À Godé, les familles changent leurs habitudes pour vivre plus sainement
Conscientes des risques de maladies diarrhéiques chez les enfants, les familles adoptent les bonnes pratiques d’hygiène et d’assainissement dans les régions du Nando et du Nakambé au Burkina Faso
Il y a encore quelques années, dans plusieurs villages des régions du Nando (centre-ouest) et du Nakambé (centre-est), faire ses besoins à l’air libre était une pratique courante. Les familles vivaient ainsi, sans forcément se poser de questions. Femmes et enfants se rendaient en brousse, souvent très tôt le matin ou tard le soir.
« On faisait comme tout le monde. On ne voyait pas toujours le lien avec les maladies ou les problèmes de santé », explique Auguste Badolo, habitant du village de Kia dans la commune de Didyr.
Pourtant, les conséquences étaient bien là : diarrhées fréquentes, enfants souvent malades, manque d’intimité pour les femmes et sentiment d’insécurité.
Délivrer des messages clairs pour faire réfléchir
C’est dans ce contexte qu’un projet en eau, hygiène et assainissement (WASH) a été lancé dans plusieurs communes. Sur le terrain, les animateurs ont entamé des discussions avec les communautés en posant des questions simples :
– Que se passe‑t‑il quand les enfants tombent souvent malades ?
– Est‑ce normal que les femmes n’aient pas d’endroit sûr et propre où aller pour se soulager ?
Peu à peu, les gens ont commencé à faire le lien entre leurs pratiques d’hygiène et les problèmes de santé dont ils font face au quotidien.

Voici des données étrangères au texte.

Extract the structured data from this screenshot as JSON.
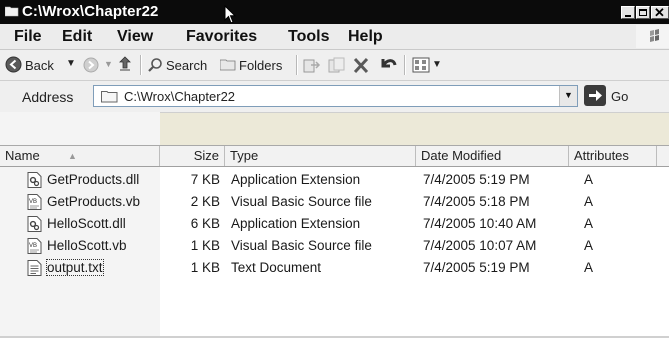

« J’ai compris que protéger ma famille, ce n’est pas seulement aller au centre de santé quand quelqu’un est malade, mais éviter que ça arrive », dit M Badolo.
Financé par l’UNICEF grâce au soutien du Comité national UNICEF España et mis en œuvre par l’ONG ASMADE, le projet WASH accompagne les familles et les communautés pour l’adoption des bonnes pratiques d’hygiène et d’assainissement au Burkina Faso.

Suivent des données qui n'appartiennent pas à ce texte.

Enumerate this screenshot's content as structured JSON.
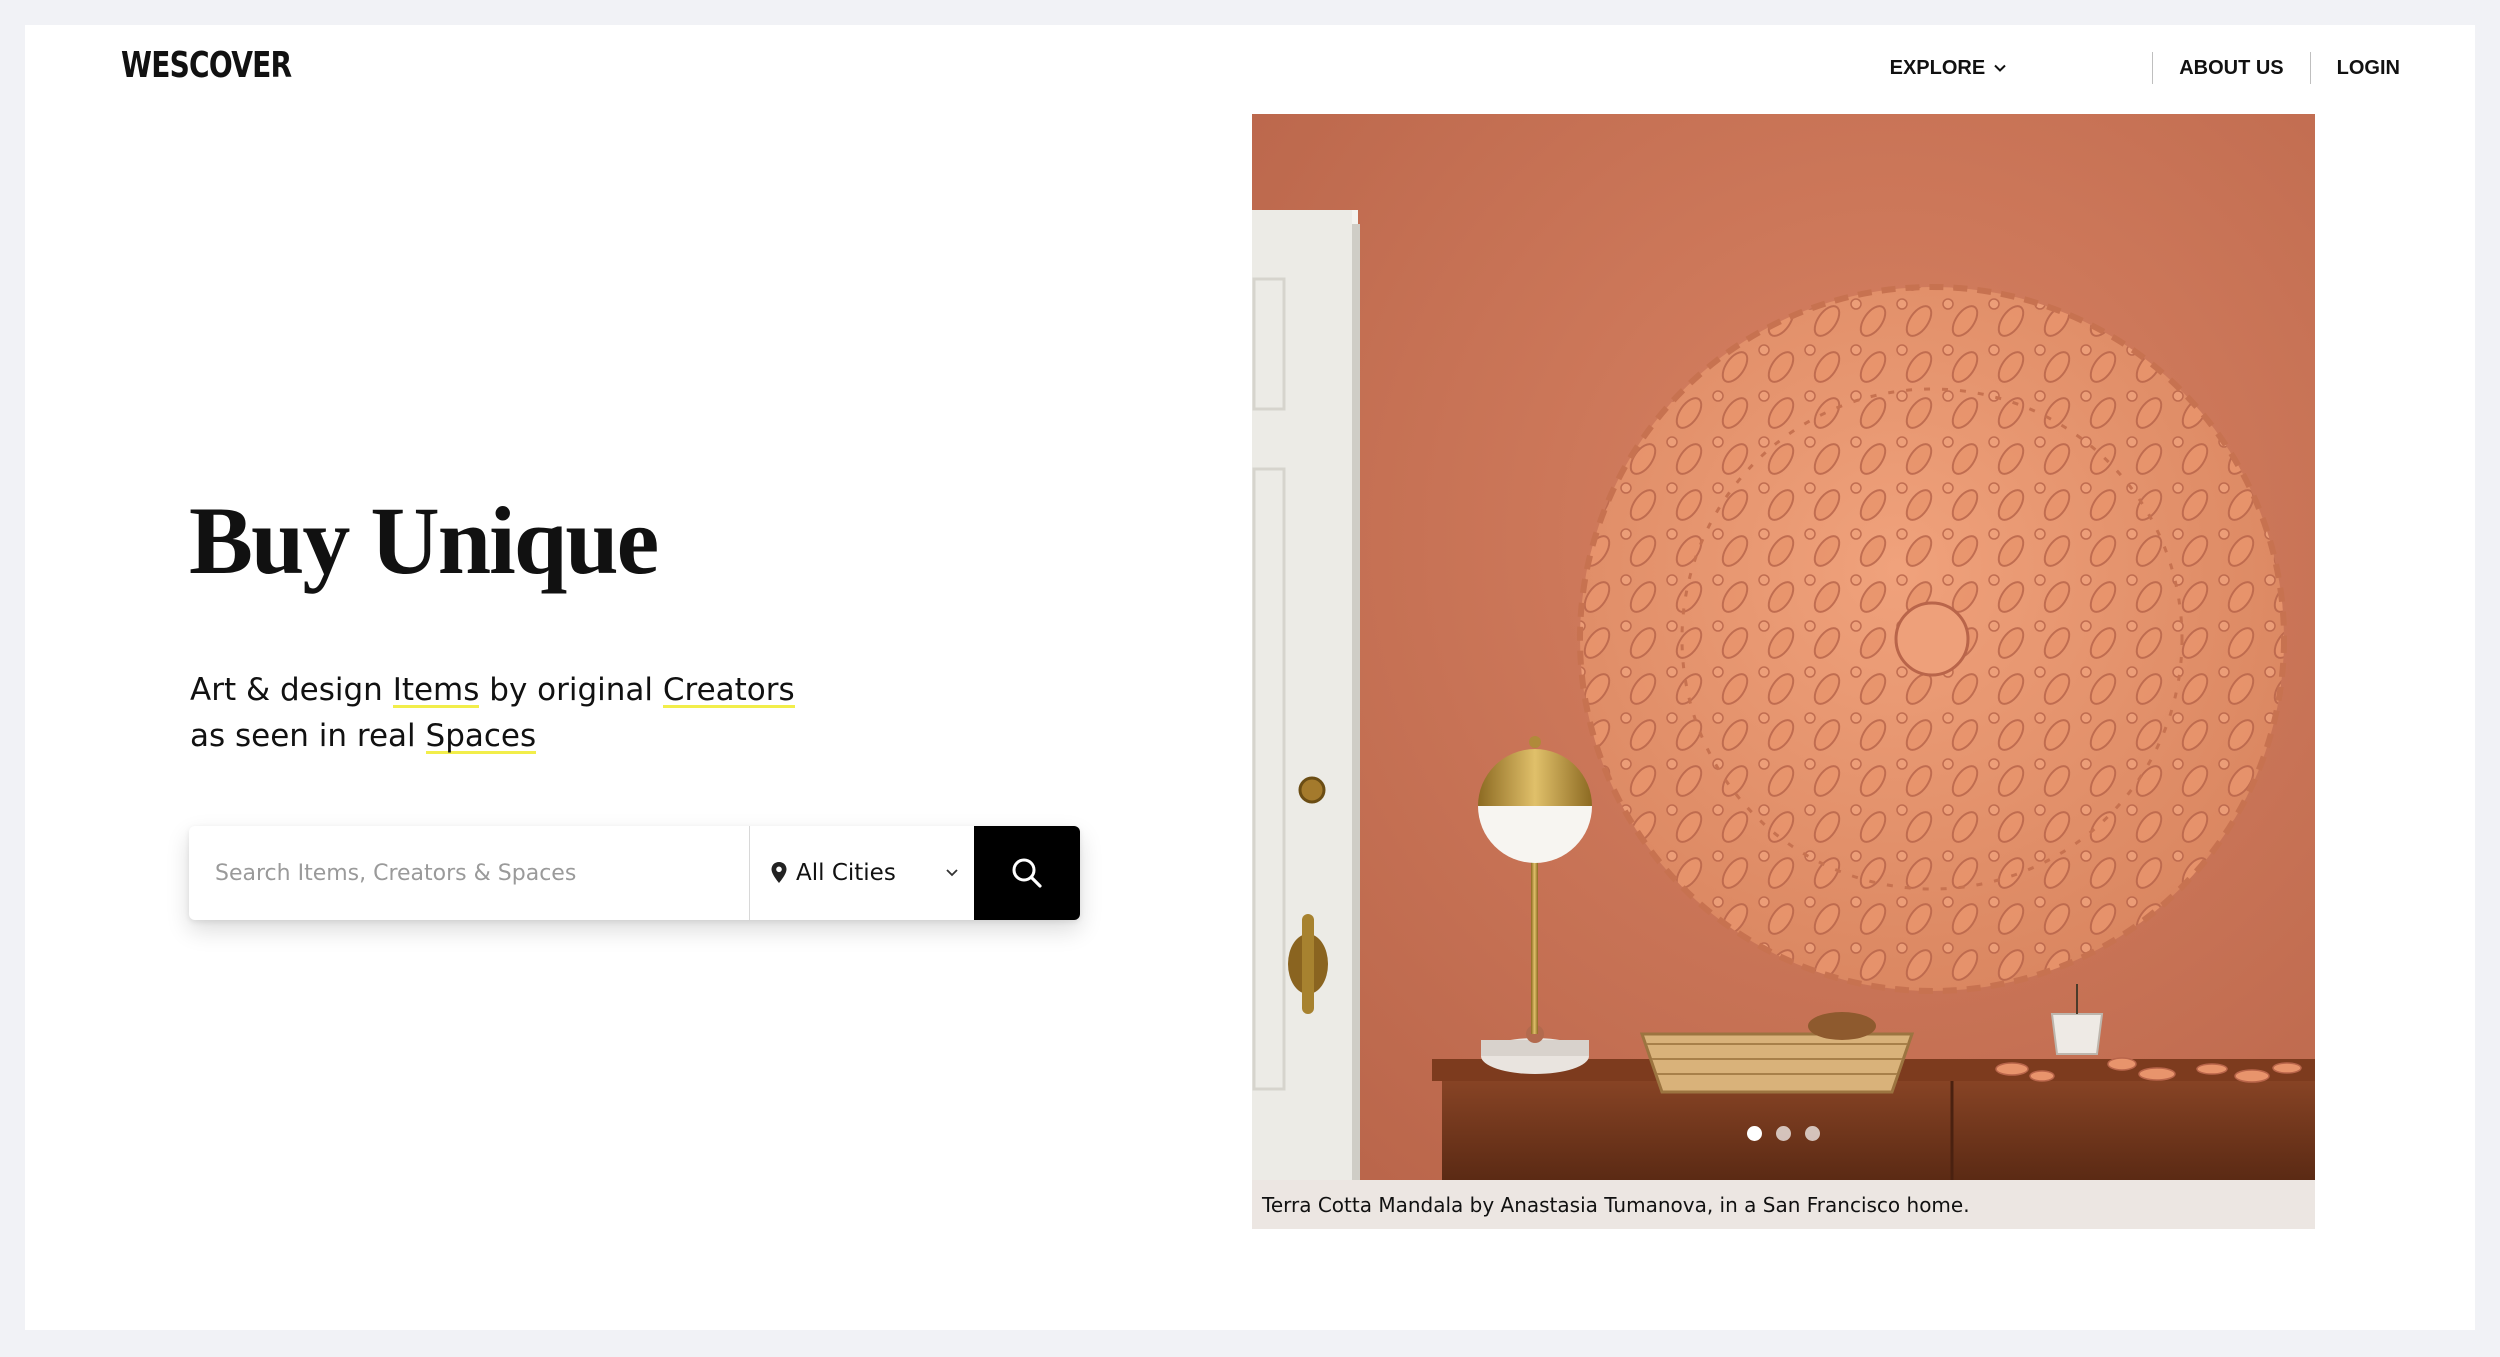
{
  "brand": {
    "logo": "WESCOVER"
  },
  "nav": {
    "explore": "EXPLORE",
    "about": "ABOUT US",
    "login": "LOGIN"
  },
  "hero": {
    "title": "Buy Unique",
    "tagline": {
      "part1": "Art & design ",
      "items": "Items",
      "part2": " by original ",
      "creators": "Creators",
      "part3": "as seen in real ",
      "spaces": "Spaces"
    }
  },
  "search": {
    "placeholder": "Search Items, Creators & Spaces",
    "value": "",
    "city": "All Cities"
  },
  "carousel": {
    "caption": "Terra Cotta Mandala by Anastasia Tumanova, in a San Francisco home.",
    "slide_count": 3,
    "active_index": 0
  },
  "colors": {
    "accent_underline": "#f2ee4a",
    "search_button": "#000000",
    "wall": "#c97456"
  }
}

Construire une latrine pourrait poser quelques difficultés pour les familles. L’argent manquait, et les priorités étaient nombreuses. Malgré cette vulnérabilité, certains habitants ont décidé d’avancer à leur rythme.
En prenant son temps, Auguste Badolo a construit sa latrine familiale avec ses propres moyens. Depuis, il fait attention à son entretien et encourage toute sa famille à se laver les mains.
« Ce n’est pas parfait, mais c’est déjà mieux qu’avant », dit‑il simplement.
Dans d’autres villages, des jeunes se sont organisés pour s’entraider. Ils allaient creuser les fosses ensemble, maison après maison, afin que personne ne soit laissé de côté.
Un changement au‑delà de la construction et de l’usage des latrines
Les responsables locaux et les écoles ont aussi joué leur rôle.
Au lycée de Godé, des activités de sensibilisation ont été mises en place. Des clubs d’assainissement ont vu le jour, et les élèves ont commencé à parler d’hygiène à leurs parents à la maison.
Dans les villages, les réunions des associations villageoises d’épargne et de crédit (AVEC) ont servi de cadre pour discuter de l’eau l’hygiène et l’assainissement. Les gens y parlent de moyens financiers, mais aussi de santé et de bonnes pratiques.
À Diana, dans la commune de Kordié, le doyen de la communauté, Bayili Babou Paul, résume le changement :
« Aujourd’hui, le village est plus propre. On fait attention. On est fiers de cela. »
De son côté, Bazongo Nitieboue le président du conseil villageois de développement (CVD) souligne que l’accès à l’eau et les nouvelles habitudes ont permis de réduire certaines maladies.
« Ce qui a changé, c’est notre façon de voir les choses. On se sent responsables de notre santé et de celle de nos enfants. »
Même si des défis restent à relever, notamment l’entretien des ouvrages dans le temps, les communautés savent désormais que le changement est possible, même avec peu de moyens, quand on s’organise.
Un avenir plus sain pour les enfants
Dans ces villages du Burkina Faso, les habitudes évoluent progressivement. Les familles parlent davantage d’hygiène, de santé et de dignité, et les enfants grandissent dans un environnement un peu plus sain qu’avant.
« Je veux que mes enfants vivent mieux que nous. Ça commence par des choses simples », conclut Badolo.
L’UNICEF Burkina Faso remercie le Comité national UNICEF España pour son appui indéfectible qui a permis de soutenir les communautés du Burkina Faso dans l’amélioration durable de l’accès à l’eau, l’hygiène et l’assainissement.